S’il y a bien une question qui est passée à la trappe, ces derniers temps, c’est celle de l’emploi. C’est pourtant peu de dire qu’il s’agit là du sujet d’inquiétude numéro 1 de la plupart des gens. D’abord parce qu’il touche toutes les familles, toutes les générations et toutes les régions de France. La Sarthe, confrontée à l’actualité douloureuse de Candia, Belipa, Jemini et de bien d’autres entreprises soumises aux mêmes difficultés, est aux premières loges.

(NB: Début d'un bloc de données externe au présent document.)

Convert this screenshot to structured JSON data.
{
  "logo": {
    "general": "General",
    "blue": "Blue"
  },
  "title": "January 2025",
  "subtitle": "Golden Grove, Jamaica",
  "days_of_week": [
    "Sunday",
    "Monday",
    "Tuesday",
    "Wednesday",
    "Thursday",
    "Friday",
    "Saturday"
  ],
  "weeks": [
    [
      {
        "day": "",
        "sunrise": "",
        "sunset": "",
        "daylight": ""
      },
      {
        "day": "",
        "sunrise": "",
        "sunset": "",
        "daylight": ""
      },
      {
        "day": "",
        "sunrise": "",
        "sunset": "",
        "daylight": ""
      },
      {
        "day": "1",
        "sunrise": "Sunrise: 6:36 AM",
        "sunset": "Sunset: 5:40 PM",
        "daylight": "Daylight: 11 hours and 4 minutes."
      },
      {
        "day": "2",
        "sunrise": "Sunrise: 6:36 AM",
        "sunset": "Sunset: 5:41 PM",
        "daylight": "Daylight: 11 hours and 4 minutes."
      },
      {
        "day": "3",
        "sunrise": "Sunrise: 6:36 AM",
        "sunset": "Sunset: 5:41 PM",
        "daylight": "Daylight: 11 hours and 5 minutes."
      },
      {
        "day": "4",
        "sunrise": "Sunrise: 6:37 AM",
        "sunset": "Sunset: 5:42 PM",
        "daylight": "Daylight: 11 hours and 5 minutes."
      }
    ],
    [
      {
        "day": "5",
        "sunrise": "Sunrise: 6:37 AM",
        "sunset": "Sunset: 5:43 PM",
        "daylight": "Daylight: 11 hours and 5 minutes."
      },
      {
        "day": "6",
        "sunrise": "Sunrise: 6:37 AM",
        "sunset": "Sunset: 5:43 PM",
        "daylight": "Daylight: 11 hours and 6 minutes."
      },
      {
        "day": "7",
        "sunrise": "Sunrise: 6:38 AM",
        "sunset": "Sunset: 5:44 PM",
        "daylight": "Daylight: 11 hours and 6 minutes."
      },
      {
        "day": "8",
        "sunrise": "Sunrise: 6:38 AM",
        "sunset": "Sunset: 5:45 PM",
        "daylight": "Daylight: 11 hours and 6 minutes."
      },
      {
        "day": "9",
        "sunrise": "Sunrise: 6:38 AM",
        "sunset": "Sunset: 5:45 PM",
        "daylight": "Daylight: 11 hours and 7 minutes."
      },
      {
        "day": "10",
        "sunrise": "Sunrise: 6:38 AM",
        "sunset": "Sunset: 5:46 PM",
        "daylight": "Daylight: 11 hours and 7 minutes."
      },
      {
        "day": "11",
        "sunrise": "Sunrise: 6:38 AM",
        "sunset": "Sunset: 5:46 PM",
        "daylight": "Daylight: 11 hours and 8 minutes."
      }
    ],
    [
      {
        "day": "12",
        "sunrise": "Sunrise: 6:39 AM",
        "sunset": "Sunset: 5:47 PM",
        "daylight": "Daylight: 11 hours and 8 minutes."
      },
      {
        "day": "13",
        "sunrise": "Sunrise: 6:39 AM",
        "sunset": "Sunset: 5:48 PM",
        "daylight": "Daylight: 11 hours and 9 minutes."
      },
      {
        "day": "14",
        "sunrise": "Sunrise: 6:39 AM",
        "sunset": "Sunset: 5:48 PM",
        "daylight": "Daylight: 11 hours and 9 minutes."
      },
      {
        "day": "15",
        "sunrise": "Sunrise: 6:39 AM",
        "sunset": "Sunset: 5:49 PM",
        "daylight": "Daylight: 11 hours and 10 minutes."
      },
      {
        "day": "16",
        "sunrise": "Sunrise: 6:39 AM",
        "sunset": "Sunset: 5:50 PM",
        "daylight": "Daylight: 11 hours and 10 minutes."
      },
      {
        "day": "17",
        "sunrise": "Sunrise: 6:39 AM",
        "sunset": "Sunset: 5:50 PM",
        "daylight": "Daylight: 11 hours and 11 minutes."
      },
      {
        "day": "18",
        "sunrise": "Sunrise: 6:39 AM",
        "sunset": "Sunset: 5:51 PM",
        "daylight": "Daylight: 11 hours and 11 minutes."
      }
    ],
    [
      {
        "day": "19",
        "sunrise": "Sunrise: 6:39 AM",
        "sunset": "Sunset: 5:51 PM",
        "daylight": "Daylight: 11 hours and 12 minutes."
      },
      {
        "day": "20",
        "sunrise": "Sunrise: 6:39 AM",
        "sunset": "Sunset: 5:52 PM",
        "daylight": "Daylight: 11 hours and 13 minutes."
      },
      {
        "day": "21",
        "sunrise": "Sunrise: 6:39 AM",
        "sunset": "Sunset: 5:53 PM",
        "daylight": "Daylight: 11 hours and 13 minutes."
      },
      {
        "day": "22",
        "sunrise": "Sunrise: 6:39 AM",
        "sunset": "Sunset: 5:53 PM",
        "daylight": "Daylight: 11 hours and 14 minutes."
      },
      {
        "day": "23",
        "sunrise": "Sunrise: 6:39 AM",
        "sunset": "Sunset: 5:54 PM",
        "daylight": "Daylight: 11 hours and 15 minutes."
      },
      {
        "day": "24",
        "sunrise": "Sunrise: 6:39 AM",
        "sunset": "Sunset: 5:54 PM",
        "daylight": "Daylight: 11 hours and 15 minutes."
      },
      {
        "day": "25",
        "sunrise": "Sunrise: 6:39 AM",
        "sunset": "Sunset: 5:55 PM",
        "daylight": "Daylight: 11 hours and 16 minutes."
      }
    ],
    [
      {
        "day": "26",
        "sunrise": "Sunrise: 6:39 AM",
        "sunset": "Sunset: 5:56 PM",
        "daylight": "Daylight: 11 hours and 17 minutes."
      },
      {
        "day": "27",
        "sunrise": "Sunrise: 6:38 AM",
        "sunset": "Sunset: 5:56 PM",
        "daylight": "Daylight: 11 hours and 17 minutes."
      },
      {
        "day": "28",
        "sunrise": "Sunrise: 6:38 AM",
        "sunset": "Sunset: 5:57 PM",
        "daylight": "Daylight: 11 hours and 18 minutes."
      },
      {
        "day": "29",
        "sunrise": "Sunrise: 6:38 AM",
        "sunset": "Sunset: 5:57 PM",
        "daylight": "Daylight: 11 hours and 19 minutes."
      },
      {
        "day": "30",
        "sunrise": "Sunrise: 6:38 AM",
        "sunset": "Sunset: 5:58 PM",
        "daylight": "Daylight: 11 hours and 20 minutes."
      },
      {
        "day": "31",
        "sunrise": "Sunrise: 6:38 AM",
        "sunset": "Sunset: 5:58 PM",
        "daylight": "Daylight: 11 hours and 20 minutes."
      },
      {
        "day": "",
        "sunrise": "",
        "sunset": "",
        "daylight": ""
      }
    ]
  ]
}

Non pas qu’il s’agisse de décréter, par exemple, que le projet de mariage homosexuel ne mérite pas lui aussi d’être évoqué dans le débat public, et donc dans les médias. Les questions qu’il soulève sont au contraire trop profondes pour qu’on les traite à la petite semaine.
Elles mériteraient d’ailleurs souvent beaucoup mieux que la tolérance factice que s’efforcent d’afficher certains des « anti », tout comme certains « pro » devraient préférer les vrais arguments aux sarcasmes.

Pendant ce temps-là, en tout cas, un autre psychodrame beaucoup plus discret s’est joué à Paris, depuis le 4 octobre, avec les négociations entre syndicats et patronat sur la fluidification du marché du travail.

D’abord quasiment absent des JT, ce marathon pourtant essentiel a fini par y occuper une place un peu plus importante à mesure qu’approchait le couperet de la date butoir fixée à hier. Il faut dire que le sujet en vaut la chandelle, quand le chômage touche (officiellement) 3,13 millions de personnes.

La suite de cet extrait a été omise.